Giorno di festa ⋅ Un film di Jacques Tati

Negli ultimi anni le estati cinematografiche si rivelano propizie per le “riscoperte” cinematografiche di tanti capolavori. Nella calda stagione del 2016 la Ripley’s Film, in collaborazione con la Viggo, ripropone sul grande schermo le versioni restaurate dei film del grande Jacques Tati (Mon Oncle, Les vacances de Monsieur Hulot, Playtime) tra i quali il mirabile Giorno di festa (Jour de Fête), il suo primo lungometraggio del 1949, che fu al centro di una serie di vicissitudini che potremmo definire “cromatiche”. Tati, infatti, iniziò a girarlo nel 1947, nel piccolo comune di Sainte-Sèvère-sur-Indre, con due macchine da presa e due pellicole: una in bianco e nero e una a colori. Il negativo di quest’ultima, realizzato in Thomsoncolor, non riuscì ad essere sviluppato in Francia per mancanza di un adeguato laboratorio di stampa e, nel 1949, uscì quindi in bianco e nero ma, nel 1961, Tati fu in grado di colorarlo utilizzando un antico sistema artigianale chiamato “au pouchoir” (già usato nel XIV secolo e che venne adottato nei primi anni Venti per colorare le cartoline e le illustrazioni) fino a quando, solo nel 1994, grazie al contributo di Sophie Tatischieff (il vero cognome di Jacques che proveniva da una famiglia di origine russa) e di François Ede, venne finalmente stampato l’originale negativo a colori.
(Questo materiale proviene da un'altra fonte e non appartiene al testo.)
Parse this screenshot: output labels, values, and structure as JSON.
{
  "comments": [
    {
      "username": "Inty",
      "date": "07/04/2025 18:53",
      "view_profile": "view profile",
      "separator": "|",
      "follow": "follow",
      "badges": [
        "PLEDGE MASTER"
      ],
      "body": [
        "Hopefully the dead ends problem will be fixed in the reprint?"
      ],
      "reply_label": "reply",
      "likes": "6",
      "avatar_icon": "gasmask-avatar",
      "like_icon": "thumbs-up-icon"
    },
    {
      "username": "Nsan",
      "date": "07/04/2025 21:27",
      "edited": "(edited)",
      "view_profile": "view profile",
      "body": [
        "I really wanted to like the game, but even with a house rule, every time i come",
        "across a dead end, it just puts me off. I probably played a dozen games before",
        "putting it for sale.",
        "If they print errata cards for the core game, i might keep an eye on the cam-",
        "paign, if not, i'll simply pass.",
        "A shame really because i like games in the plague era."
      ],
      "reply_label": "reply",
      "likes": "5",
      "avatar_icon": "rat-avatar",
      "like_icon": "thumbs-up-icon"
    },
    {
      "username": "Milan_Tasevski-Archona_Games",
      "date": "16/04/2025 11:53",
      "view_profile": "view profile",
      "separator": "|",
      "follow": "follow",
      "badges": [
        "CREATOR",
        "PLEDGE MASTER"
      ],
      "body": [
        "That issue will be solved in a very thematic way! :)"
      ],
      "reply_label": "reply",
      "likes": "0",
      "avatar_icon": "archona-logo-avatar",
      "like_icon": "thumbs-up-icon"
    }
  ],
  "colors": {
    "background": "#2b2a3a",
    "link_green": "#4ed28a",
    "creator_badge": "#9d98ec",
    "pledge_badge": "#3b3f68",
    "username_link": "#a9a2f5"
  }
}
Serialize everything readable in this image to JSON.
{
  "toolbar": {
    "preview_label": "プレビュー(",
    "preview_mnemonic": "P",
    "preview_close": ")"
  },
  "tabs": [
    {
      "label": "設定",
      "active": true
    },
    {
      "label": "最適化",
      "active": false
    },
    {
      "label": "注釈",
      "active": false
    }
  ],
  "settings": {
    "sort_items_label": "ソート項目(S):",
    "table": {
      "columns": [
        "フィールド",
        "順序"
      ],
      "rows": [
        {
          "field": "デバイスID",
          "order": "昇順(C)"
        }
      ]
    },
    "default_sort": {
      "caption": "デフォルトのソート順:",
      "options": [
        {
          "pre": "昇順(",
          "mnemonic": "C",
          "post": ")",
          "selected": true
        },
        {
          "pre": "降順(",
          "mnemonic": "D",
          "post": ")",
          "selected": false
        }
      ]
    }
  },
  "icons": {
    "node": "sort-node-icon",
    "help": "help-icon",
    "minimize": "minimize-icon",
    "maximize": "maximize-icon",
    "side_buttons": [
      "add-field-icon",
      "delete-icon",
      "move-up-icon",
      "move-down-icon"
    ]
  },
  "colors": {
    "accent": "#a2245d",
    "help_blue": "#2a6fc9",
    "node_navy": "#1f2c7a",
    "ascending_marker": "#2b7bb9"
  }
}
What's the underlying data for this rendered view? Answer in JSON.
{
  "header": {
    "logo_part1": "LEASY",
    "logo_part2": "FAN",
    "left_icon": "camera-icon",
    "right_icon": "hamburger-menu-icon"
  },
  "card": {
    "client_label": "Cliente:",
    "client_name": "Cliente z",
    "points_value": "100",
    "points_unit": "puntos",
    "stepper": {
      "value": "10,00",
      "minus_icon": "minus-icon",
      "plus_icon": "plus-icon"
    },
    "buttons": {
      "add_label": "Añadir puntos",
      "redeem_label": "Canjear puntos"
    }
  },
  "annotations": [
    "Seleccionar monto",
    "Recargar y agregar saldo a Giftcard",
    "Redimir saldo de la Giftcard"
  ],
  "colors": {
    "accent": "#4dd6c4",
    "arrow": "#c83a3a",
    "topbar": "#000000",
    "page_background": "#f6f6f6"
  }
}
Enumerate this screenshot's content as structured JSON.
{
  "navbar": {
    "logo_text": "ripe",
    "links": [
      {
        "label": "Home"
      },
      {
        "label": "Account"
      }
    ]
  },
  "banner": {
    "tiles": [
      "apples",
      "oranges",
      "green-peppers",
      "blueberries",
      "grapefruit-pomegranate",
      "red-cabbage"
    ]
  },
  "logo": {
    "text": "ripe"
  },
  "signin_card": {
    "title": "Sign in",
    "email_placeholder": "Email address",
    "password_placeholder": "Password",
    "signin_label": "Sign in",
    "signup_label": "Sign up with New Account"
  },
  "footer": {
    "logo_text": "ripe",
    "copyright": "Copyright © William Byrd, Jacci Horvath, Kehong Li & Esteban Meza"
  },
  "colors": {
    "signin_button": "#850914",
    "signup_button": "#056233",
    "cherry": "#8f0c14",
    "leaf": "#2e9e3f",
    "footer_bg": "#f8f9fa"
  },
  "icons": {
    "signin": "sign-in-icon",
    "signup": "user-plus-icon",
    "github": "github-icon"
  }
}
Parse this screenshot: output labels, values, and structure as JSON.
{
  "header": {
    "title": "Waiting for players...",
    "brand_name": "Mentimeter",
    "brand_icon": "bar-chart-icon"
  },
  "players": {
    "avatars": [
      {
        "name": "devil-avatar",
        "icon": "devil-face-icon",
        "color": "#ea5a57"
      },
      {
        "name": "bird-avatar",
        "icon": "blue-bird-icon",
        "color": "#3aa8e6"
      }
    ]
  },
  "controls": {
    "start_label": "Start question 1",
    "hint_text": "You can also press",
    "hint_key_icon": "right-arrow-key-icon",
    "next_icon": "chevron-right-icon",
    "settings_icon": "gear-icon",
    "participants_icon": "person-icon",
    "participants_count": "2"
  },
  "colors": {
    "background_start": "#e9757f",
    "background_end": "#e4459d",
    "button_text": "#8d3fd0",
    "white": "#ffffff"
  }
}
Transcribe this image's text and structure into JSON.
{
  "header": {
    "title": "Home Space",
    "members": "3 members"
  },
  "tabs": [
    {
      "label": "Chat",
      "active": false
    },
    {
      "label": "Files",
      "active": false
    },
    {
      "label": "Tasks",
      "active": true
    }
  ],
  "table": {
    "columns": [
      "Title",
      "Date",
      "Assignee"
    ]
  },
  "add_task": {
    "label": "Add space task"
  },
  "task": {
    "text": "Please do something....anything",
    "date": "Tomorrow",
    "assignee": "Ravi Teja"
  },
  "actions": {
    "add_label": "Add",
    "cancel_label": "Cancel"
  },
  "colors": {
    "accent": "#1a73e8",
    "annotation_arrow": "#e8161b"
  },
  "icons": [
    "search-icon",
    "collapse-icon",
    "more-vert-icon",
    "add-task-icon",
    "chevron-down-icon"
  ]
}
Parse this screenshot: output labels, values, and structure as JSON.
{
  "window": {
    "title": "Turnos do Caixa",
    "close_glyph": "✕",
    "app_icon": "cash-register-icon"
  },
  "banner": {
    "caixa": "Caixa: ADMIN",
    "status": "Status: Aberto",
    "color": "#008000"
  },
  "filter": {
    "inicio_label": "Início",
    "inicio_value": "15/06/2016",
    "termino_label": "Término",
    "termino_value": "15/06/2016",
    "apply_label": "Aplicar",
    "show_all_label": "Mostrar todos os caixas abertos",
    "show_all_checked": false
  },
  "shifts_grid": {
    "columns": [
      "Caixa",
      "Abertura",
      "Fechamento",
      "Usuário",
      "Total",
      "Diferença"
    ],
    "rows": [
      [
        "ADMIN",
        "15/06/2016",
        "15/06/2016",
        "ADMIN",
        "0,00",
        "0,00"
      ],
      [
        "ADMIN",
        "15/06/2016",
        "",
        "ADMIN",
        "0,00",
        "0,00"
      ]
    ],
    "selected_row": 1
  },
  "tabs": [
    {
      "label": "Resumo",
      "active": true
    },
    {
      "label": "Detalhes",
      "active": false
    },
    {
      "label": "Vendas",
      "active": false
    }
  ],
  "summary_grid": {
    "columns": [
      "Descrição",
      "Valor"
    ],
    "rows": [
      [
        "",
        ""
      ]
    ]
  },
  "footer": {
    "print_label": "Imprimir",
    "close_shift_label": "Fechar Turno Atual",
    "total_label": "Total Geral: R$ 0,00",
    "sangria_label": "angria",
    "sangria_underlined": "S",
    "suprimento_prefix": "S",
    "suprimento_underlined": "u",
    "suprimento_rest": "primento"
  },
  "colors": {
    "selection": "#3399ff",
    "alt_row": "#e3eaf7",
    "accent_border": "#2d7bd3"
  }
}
Ciò che arriva a noi è la versione di Giorno di festa così come Tati l’aveva fortemente desiderata ed è anche l’occasione per scoprire, o riscoprire, un cinema fatto di piccoli ma sapienti tocchi di genio che hanno segnato magnificamente la sua Storia.

Il protagonista del film, lo stralunato postino François, appare già nel cortometraggio di diciotto minuti, L’école des facteurs, girato dal cineasta francese nel 1947. La peculiare fisicità di questo personaggio (interpretato dallo stesso Tati), con la sua altezza, la sua magrezza, i calzoni troppo corti, la divisa troppo stretta e la borsa a tracolla con la quale armeggia senza sosta, enfatizza ancor di più la naturale comicità di questo artista che ha saputo declinare la risata attraverso l’osservazione – puntale e non priva di un’amara nuance – della società in via di cambiamento.

jacques Tati
In un microcosmo rurale durante il secondo dopoguerra fervono i preparativi per l’annuale festa tanto attesa. Le giostre, le bancarelle e i giochi occupano la piazza del paese in un’atmosfera di brioso via vai dei cittadini che contribuiscono, a vario titolo, all’organizzazione della ricorrenza. Un documentario sulle poste americane, dal metodo di consegna ultraveloce e attraverso mezzi come gli elicotteri e gli aerei, esalta così tanto François che decide “modernizzare”, tra l’ilarità e la crudele derisione di molti suoi compaesani, il proprio mestiere con risultati disastrosi.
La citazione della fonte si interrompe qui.